William Perehudoff, a prominent abstract painter in Saskatchewan, had an early connection to the Emma Lake Artists’ Workshops. He and his wife, painter Dorothy Knowles, had a cabin nearby, and Perehudoff attended workshops between 1957 and 1968. Well-known American modernist painters and the critic Clement Greenberg taught there, strongly contributing to the development of abstract painting on the Prairies. Perehudoff was already painting abstractly, and he connected in the 1962 workshop with Greenberg and the 1963 workshop with Kenneth Noland. Perehudoff was passionately concerned with colour, and thus found commonality in Noland’s work. Exposure to artists and critics of international repute, who appreciated what he was doing, made Perehudoff more ambitious and confident. Strong and self-assured, Blue Symphony embodies this confidence. Its rich, softly modulated cobalt colour field is contrasted with stripes in vibrant tones of orange, yellow and red. Placed on the diagonal and running off the edge of the canvas, these ragged-edged stripes are bold and animated.

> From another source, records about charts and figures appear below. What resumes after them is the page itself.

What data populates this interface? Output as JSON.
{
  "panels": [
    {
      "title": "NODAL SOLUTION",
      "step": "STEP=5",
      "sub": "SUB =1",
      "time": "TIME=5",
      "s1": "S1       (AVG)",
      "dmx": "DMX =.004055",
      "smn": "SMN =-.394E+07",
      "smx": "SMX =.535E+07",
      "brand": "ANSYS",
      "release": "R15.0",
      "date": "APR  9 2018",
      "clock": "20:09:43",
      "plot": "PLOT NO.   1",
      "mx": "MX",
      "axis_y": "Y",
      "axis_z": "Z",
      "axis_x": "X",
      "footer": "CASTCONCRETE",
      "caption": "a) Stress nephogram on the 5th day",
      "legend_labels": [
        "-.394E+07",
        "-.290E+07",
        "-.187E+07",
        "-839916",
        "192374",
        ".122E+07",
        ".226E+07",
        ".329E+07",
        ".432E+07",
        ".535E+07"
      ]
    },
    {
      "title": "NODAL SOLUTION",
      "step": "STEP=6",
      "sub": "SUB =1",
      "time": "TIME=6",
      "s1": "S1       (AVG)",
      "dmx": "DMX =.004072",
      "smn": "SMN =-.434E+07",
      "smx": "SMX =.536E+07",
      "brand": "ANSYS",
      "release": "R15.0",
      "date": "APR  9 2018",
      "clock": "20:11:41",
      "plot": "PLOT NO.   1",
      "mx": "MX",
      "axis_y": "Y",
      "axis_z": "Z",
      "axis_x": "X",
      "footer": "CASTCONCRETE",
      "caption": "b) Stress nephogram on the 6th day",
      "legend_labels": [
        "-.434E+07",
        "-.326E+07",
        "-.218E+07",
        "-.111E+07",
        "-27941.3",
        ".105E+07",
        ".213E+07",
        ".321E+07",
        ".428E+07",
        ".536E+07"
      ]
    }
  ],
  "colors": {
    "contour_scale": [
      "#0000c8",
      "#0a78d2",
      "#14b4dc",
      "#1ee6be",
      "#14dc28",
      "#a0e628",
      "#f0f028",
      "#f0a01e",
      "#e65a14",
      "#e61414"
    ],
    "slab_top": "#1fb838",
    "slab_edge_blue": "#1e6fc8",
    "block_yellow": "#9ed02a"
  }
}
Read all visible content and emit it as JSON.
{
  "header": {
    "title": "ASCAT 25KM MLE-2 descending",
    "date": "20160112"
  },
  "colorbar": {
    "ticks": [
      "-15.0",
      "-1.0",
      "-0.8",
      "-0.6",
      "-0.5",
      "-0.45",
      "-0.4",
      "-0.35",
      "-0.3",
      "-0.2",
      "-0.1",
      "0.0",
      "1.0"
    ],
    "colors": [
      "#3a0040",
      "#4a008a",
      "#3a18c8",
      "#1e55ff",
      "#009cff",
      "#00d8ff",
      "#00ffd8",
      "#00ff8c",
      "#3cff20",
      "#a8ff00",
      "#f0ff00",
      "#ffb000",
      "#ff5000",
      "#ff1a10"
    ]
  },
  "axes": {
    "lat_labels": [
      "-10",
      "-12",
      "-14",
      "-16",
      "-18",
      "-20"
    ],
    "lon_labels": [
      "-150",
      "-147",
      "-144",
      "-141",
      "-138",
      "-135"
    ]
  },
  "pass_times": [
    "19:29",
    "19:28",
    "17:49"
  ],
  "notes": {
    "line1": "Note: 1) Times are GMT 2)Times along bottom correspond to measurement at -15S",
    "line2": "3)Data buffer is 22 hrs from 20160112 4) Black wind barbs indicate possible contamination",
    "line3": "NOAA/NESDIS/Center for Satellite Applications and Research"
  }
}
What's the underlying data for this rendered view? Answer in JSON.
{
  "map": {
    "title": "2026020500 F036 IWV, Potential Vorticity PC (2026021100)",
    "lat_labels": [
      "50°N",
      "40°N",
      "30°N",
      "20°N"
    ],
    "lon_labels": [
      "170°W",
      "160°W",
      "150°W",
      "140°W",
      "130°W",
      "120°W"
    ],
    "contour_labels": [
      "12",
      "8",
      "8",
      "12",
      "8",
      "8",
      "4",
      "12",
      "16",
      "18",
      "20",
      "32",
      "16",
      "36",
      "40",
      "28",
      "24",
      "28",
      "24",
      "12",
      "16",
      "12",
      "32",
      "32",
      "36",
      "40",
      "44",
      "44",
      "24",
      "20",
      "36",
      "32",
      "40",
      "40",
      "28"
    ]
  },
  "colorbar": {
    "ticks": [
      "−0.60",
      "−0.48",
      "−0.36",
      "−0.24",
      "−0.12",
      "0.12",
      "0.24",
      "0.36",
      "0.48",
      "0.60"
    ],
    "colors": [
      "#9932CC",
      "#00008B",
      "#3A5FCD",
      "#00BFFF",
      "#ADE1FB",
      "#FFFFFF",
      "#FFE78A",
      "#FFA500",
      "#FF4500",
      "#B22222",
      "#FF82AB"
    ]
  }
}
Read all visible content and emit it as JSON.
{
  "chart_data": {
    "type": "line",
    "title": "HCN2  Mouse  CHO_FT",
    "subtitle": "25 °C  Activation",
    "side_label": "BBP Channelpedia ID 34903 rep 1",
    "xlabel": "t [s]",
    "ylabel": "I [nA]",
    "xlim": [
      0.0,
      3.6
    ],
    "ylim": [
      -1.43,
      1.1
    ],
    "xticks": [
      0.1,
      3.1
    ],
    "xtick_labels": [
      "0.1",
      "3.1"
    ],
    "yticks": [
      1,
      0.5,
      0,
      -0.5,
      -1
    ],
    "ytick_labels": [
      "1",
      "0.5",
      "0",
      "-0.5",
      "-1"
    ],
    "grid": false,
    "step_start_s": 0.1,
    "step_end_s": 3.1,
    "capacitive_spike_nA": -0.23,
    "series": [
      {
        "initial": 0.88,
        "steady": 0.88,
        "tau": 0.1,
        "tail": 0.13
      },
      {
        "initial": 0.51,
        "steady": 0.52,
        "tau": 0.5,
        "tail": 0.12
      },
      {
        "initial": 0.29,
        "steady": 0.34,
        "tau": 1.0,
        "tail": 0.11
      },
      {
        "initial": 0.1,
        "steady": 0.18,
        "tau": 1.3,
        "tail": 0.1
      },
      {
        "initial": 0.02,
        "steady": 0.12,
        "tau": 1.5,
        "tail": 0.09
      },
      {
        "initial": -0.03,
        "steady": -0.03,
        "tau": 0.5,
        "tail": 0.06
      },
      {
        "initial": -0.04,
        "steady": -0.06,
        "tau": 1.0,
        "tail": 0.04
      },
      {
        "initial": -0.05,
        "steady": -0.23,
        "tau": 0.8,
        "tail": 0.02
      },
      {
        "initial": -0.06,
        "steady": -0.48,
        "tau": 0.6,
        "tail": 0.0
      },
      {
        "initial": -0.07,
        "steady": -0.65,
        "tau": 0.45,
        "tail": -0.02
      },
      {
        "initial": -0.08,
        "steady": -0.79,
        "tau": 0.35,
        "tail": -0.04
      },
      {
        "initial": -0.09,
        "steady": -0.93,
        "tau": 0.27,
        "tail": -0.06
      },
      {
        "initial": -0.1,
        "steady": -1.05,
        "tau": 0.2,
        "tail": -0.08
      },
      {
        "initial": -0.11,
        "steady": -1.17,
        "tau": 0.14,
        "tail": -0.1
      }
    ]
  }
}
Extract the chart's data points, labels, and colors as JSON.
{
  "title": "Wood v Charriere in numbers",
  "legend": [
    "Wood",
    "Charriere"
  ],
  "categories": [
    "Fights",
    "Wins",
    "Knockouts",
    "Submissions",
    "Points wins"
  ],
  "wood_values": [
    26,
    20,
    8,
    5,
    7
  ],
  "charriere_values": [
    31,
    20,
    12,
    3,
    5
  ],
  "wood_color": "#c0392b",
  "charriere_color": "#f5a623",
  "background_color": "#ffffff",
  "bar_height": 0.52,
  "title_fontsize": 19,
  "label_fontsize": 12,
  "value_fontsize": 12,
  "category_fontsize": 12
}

The previous collector of this fine Perehudoff painting was Frederick Mendel, a refugee from Nazi Germany who founded Intercontinental Packers in Saskatoon, and who endowed the Mendel Art Gallery in 1960.
Included with this lot are five publications: The Mendel Collection, Saskatoon Art Centre, 1949; The Frederick S. Mendel Collection, Winnipeg Art Gallery, 1955; Eva Miller, The Mendel Collection, Mendel Art Gallery, 1964; Nancy Tousley, William Perehudoff, Mendel Art Gallery, 1994; and Karen Wilkin et al., The Optimism of Colour: William Perehudoff, A Retrospective, Mendel Art Gallery, 2010.